Love never ends. But as for prophecies, they will come to an end; as for tongues, they will cease; as for knowledge, it will come to an end. For we know only in part, and we prophesy only in part; but when the complete comes, the partial will come to an end. When I was a child, I spoke like a child, I thought like a child, I reasoned like a child; when I became an adult, I put an end to childish ways. For now we see in a mirror, dimly, but then we will see face to face. Now I know only in part; then I will know fully, even as I have been fully known. And now faith, hope, and love abide, these three; and the greatest of these is love.

So, by the grace of God, we know that love is not defined by what we feel, but what we do. You may have heard parents say about their children, "I love him, but I don't really like him." In fact, you might say the greatest love is that we show the people we don't like. It's easy to do things for someone you like. Why wouldn't you do something for them? They're your friends. You like them. Maybe you actually know you like them by the fact that you willingly do things for them. When you start getting fed up with doing things for them, you start to notice you don't like them as much. They're too demanding. They're inconsiderate. They don't do anything back for you. You don't like them very much after all.

Doing something for someone you don't like is much harder. If my neighbour needs his car boosted, I'll boost his car. But if it's the neighbour who's always trying to cause me trouble, then I don't want to boost her car. I don't like her. Plus she's trying to do me harm, so why would I help her? But that's exactly whose car I should be boosting. That's the one that the Lord cares about. The Lord knows I'll boost a hundred cars if I have to. What he wants to see is whether I'll boost the car of the person who's trying to do me harm. Because that is love.

Now I might do it because I seek the Lord. Because I know the Lord wants me to do it. If I do it for the Lord, can I still say I am showing my neighbour love by boosting her car? Well, maybe not. But then again, didn't the Lord tell us, "Truly I tell you, just as you did it to one of the least of these my brothers, you did it to me." (Matthew 25:40) So does it really matter, whether I do it for the Lord, or because I genuinely like my neighbour as a person?

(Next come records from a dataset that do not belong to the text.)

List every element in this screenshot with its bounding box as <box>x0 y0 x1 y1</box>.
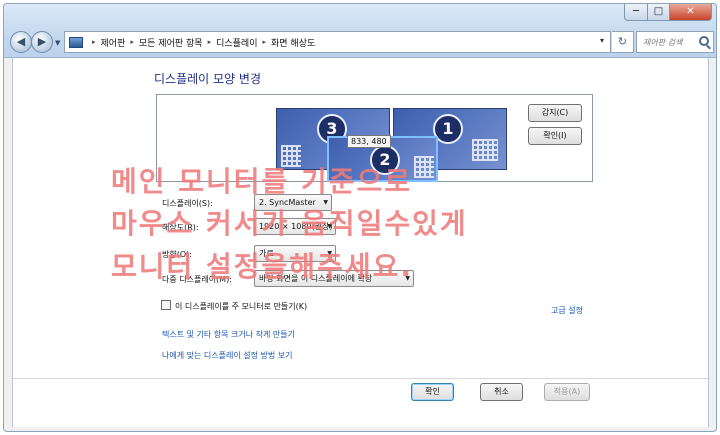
address-bar[interactable]: ▸ 제어판 ▸ 모든 제어판 항목 ▸ 디스플레이 ▸ 화면 해상도 ▾ <box>64 31 611 53</box>
advanced-settings-link[interactable]: 고급 설정 <box>551 305 583 316</box>
display-settings-help-link[interactable]: 나에게 맞는 디스플레이 설정 방법 보기 <box>162 350 292 361</box>
main-display-checkbox[interactable] <box>161 300 171 310</box>
breadcrumb-separator-icon[interactable]: ▸ <box>262 38 266 46</box>
breadcrumb-separator-icon[interactable]: ▸ <box>208 38 212 46</box>
cancel-button[interactable]: 취소 <box>480 383 523 401</box>
footer-divider <box>13 378 708 379</box>
search-box[interactable] <box>636 31 714 53</box>
apply-button[interactable]: 적용(A) <box>544 383 590 401</box>
title-bar: ─ □ ✕ ◀ ▶ ▼ ▸ 제어판 ▸ 모든 제어판 항목 ▸ 디스플레이 ▸ … <box>4 4 716 58</box>
breadcrumb-all-items[interactable]: 모든 제어판 항목 <box>139 36 203 49</box>
breadcrumb-control-panel[interactable]: 제어판 <box>101 36 126 49</box>
control-panel-icon <box>69 36 83 48</box>
annotation-text-line-1: 메인 모니터를 기준으로 <box>111 165 413 198</box>
page-title: 디스플레이 모양 변경 <box>154 72 261 86</box>
search-icon[interactable] <box>699 36 709 46</box>
annotation-text-line-2: 마우스 커서가 움직일수있게 <box>111 207 468 240</box>
breadcrumb-separator-icon[interactable]: ▸ <box>130 38 134 46</box>
breadcrumb-separator-icon[interactable]: ▸ <box>92 38 96 46</box>
identify-button[interactable]: 확인(I) <box>528 127 582 145</box>
drag-position-tooltip: 833, 480 <box>347 135 391 148</box>
breadcrumb-screen-resolution[interactable]: 화면 해상도 <box>271 36 315 49</box>
main-display-checkbox-label[interactable]: 이 디스플레이를 주 모니터로 만들기(K) <box>175 301 307 312</box>
forward-button[interactable]: ▶ <box>31 31 53 53</box>
recent-pages-dropdown-icon[interactable]: ▼ <box>55 39 60 47</box>
search-input[interactable] <box>643 37 697 47</box>
desktop-icons <box>472 139 498 161</box>
maximize-button[interactable]: □ <box>648 4 670 21</box>
annotation-text-line-3: 모니터 설정을해주세요. <box>111 250 413 283</box>
ok-button[interactable]: 확인 <box>411 383 454 401</box>
detect-button[interactable]: 감지(C) <box>528 104 582 122</box>
close-button[interactable]: ✕ <box>670 4 712 21</box>
back-button[interactable]: ◀ <box>10 31 32 53</box>
minimize-button[interactable]: ─ <box>624 4 648 21</box>
text-size-link[interactable]: 텍스트 및 기타 항목 크거나 작게 만들기 <box>162 329 295 340</box>
screen-resolution-panel: 디스플레이 모양 변경 3 1 2 833, 480 감지(C) 확인(I) 디… <box>12 58 709 427</box>
address-history-chevron-icon[interactable]: ▾ <box>600 36 604 45</box>
breadcrumb-display[interactable]: 디스플레이 <box>216 36 257 49</box>
caption-buttons: ─ □ ✕ <box>624 4 712 21</box>
refresh-button[interactable]: ↻ <box>612 31 634 53</box>
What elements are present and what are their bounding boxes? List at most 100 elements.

Remember the greatest commandment:

"The first (commandment) is, 'Hear, O Israel: the Lord our God, the Lord is one; you shall love the Lord your God with all your heart, and with all your soul, and with all your mind, and with all your strength.' The second is this, 'You shall love your neighbour as yourself.' These is no other commandment greater than these." (Mark 12:29-31)

So if you don't like your neighbour, serve them as you would serve Jesus Christ himself, with all your heart, with all your mind, with all your strength, for the love you bear the Lord, or at least for the love the Lord bears you.

And if you can't serve your neighbour even for the love of God, well, then thank God Almighty that even so you are saved, by grace, through faith.

Praise be to God, the Compassionate, the Merciful.